I&T Today: Do you have any one invention that you feel should’ve received a patent, but didn’t?
Lisa DeLuca: I can’t believe no one’s ever asked me that. I don’t know. I would have to go and look and see which have not gone through. I’ve filed over 600 patents and, to date, I have over 400 that have been granted. So, I haven’t really been following the ones that haven’t gotten through the process. Maybe that’s part of being prolific, I don’t get upset if one doesn’t make it through.
I&T Today: How did you overcome IBM’s 100 Patent Plateau?
Lisa DeLuca: Every four patents makes a plateau within IBM, sometimes it’s less. So I had always set my goal on 100; it just seemed like a good goal to have. I reached out to other IBM-ers and to our IP law department to see how many people had done it. It was only about 14 people when I asked, but this is in the history of the whole company. So I thought that was a really cool milestone to set for myself.
Then when it happened, I kind of expected it to be well-known that I reached my 100th plateau, but since it’s an internal process, no one was really keeping track of the 100. I reached out and said, “Hey, have any other females ever gotten to 100?” And they did some research and got back to me, and sure enough, I was the first one. It was just a really cool feeling to set a goal for myself and have it come through. It feels weird to talk about, like I’m bragging. I hope more women do it. I’m encouraging more women to get up there and challenge me.
I&T Today: How do you bring STEM and awareness of innovation into the lives of your kids?
Lisa DeLuca: I think that’s why I really wanted to do the kids book. My first one was called, A Robot Story: Learn to Count to Ten in Binary. It’s all about twin boy robots, and their mom teaches them how to count to 10 in binary. That one I wrote with my kids and tried to get them excited about technology at an early age.
Then I also backed a lot of Kickstarter projects. Speaking of crowdfunding, the Cubetto is really cool. It’s just this little robot that you can program to move straight, left, or right. It makes it very simple for young kids to learn programming.

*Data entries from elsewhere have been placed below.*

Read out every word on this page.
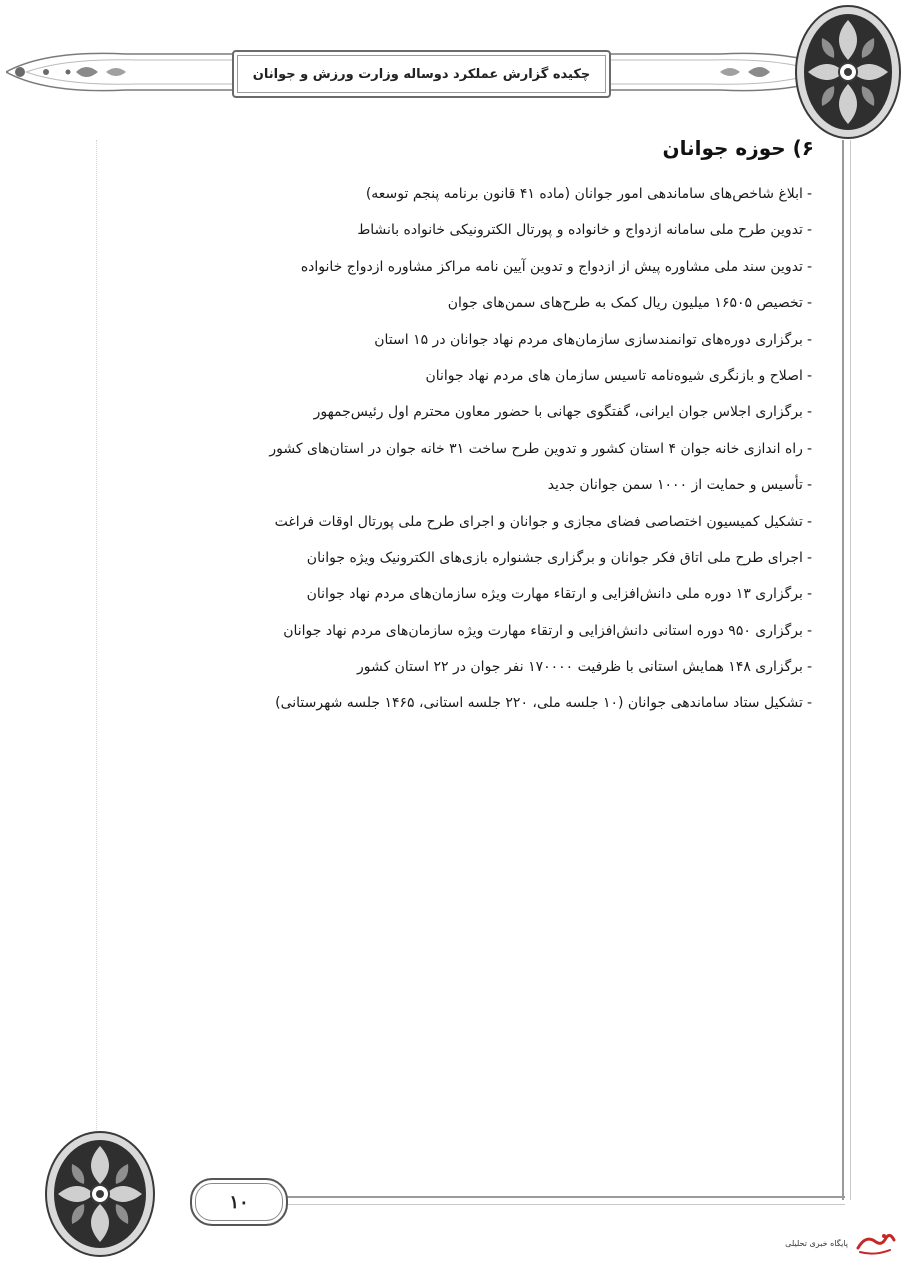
چکیده گزارش عملکرد دوساله وزارت ورزش و جوانان
۶) حوزه جوانان
-ابلاغ شاخص‌های ساماندهی امور جوانان (ماده ۴۱ قانون برنامه پنجم توسعه)
-تدوین طرح ملی سامانه ازدواج و خانواده و پورتال الکترونیکی خانواده بانشاط
-تدوین سند ملی مشاوره پیش از ازدواج و تدوین آیین نامه مراکز مشاوره ازدواج خانواده
-تخصیص ۱۶۵۰۵ میلیون ریال کمک به طرح‌های سمن‌های جوان
-برگزاری دوره‌های توانمندسازی سازمان‌های مردم نهاد جوانان در ۱۵ استان
-اصلاح و بازنگری شیوه‌نامه تاسیس سازمان های مردم نهاد جوانان
-برگزاری اجلاس جوان ایرانی، گفتگوی جهانی با حضور معاون محترم اول رئیس‌جمهور
-راه اندازی خانه جوان ۴ استان کشور و تدوین طرح ساخت ۳۱ خانه جوان در استان‌های کشور
-تأسیس و حمایت از ۱۰۰۰ سمن جوانان جدید
-تشکیل کمیسیون اختصاصی فضای مجازی و جوانان و اجرای طرح ملی پورتال اوقات فراغت
-اجرای طرح ملی اتاق فکر جوانان و برگزاری جشنواره بازی‌های الکترونیک ویژه جوانان
-برگزاری ۱۳ دوره ملی دانش‌افزایی و ارتقاء مهارت ویژه سازمان‌های مردم نهاد جوانان
-برگزاری ۹۵۰ دوره استانی دانش‌افزایی و ارتقاء مهارت ویژه سازمان‌های مردم نهاد جوانان
-برگزاری ۱۴۸ همایش استانی با ظرفیت ۱۷۰۰۰۰ نفر جوان در ۲۲ استان کشور
-تشکیل ستاد ساماندهی جوانان (۱۰ جلسه ملی، ۲۲۰ جلسه استانی، ۱۴۶۵ جلسه شهرستانی)
۱۰
پایگاه خبری تحلیلی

So, playing those kinds of games with them and just trying to make technology fun, because I don’t want to push it on them. They can’t read yet, so I can’t go too deep into the technology, but at the same time I want them to feel passionate about what I do, too. I use inventing a lot throughout our lives, like, “Oh, you invented something.” It’s a verb that’s become a term they use in their day-to-day. “Mom, look what I invented today.” It’s a really fun way for them to think that they came up with something new, or to start thinking in that mindset, that they hadn’t seen it anywhere before, so it must be an invention.